As my junior year of high school is coming to a close, there is a constant buzz at my high school about what people will do after high school, because senior year is the time to prepare for whichever path you will end up taking. At my high school, the norm it seems is to go to a university after high school. So it seems most adults who I have had conversations with recently and even most other students have asked where I am looking, in terms of colleges. I just can't seem to escape that question, and even as I was browsing Facebook earlier today the question was posed for me to update my profile with that very information.

I have thought about the fact that this question is always asked many times but the fact that people focus on that so much in this area I something I did not consider until we studied social classes in my American Studies class. But one of the topics we learned about that is a source of social class is group of origin and group of aspiration, or the group that you are taught to want to be when you are older. Here in the North Shore we are raised by parents who mostly all went to college and have high paying business jobs, so that is the standard that has been set by our group of origin. Also, the group we are taught to aspire to be nowadays are high paying business men with degrees maybe even past what we the degree of our parents were so greater than a 4-year degree. I do not believe the group of origin and group of aspiration are always so similar however. For example, in The Great Gatsby, by F. Scott Fitzgerald, we learn that Gatsby's parents were, "shiftless and unsuccessful farm people," yet instead of aspiring to be just like them when he grew up he, "never really accepted them as his parents at all." (98) This shows that Gatsby did not have any desire to be like his parents, instead he joined the army and got as far away from home as possible, even being sent across the world, in order to pave his own path to his version of success, as an East Egger. 

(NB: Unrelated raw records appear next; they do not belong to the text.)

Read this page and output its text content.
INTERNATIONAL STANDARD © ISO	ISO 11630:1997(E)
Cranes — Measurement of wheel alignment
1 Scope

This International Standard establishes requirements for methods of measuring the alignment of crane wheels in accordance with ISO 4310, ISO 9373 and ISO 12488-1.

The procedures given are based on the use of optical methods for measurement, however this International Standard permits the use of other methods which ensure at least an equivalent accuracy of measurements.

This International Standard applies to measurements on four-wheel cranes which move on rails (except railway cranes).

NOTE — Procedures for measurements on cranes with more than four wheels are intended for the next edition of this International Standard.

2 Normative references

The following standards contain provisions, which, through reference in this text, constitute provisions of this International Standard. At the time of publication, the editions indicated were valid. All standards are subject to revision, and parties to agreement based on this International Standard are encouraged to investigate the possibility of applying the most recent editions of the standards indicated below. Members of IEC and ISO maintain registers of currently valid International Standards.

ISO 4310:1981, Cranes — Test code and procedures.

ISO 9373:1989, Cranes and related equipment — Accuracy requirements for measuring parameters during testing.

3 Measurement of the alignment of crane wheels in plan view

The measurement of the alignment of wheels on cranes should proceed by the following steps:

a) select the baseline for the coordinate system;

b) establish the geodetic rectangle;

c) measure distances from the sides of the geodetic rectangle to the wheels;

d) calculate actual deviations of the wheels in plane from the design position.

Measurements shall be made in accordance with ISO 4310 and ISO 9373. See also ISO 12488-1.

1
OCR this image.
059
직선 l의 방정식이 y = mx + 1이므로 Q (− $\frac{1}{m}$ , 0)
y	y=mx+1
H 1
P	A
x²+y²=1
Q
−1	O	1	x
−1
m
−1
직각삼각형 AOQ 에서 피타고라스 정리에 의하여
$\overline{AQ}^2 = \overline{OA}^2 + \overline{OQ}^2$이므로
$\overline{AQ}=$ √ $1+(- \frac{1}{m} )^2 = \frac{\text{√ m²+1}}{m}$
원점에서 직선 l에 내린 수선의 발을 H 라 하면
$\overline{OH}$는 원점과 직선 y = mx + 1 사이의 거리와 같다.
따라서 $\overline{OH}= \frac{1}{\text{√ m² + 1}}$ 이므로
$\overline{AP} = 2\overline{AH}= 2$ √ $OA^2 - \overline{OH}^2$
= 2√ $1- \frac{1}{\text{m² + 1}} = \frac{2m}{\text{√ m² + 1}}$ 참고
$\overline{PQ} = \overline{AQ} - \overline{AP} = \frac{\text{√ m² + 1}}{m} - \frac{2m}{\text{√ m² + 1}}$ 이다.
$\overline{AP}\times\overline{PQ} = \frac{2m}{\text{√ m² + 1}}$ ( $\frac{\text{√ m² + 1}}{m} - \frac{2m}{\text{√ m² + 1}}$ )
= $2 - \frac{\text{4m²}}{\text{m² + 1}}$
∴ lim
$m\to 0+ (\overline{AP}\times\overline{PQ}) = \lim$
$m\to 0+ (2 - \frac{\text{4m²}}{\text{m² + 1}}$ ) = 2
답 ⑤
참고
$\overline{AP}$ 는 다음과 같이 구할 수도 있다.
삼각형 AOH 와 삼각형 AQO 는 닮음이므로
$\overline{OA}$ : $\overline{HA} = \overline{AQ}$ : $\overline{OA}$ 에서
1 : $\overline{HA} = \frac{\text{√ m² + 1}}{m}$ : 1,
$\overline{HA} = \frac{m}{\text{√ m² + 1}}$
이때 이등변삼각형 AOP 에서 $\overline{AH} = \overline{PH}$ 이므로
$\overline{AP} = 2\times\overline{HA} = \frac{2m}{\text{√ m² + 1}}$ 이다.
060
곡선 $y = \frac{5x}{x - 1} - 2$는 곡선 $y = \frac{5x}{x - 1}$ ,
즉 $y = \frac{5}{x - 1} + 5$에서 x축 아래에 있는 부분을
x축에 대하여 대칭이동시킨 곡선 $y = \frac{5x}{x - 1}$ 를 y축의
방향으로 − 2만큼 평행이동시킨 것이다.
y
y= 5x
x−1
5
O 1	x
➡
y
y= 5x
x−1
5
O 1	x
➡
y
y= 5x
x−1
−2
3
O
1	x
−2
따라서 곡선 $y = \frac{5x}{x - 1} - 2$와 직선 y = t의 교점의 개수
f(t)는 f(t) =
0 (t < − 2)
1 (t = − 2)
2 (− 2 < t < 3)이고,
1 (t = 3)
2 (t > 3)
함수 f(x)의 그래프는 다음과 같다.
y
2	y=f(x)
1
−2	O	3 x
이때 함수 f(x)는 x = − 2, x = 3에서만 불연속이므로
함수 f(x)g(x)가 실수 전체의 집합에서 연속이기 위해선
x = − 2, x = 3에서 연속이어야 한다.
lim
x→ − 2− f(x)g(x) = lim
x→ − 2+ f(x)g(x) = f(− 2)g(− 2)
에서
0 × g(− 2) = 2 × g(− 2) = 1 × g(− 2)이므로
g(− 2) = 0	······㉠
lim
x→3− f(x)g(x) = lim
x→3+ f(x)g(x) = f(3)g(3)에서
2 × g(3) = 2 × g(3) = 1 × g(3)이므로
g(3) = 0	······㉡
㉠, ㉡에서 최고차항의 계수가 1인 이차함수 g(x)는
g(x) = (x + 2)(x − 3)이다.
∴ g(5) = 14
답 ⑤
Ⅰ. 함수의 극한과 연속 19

It is just very interesting to think, after exploring the origins of my class, how in my area it can be so normal to hear the query about college multiple times a day, but in other neighborhoods it may not be even on the table and so therefore never mentioned. That is the difference between class in America, and it is sad because if someone does not have the option of college on the table, how are they supposed to secure a position from the ever decreasing number of jobs if they are competing against college-educated people. It would seem to me that the American dream value of mobility between classes is not nearly as simple as people would want it to be.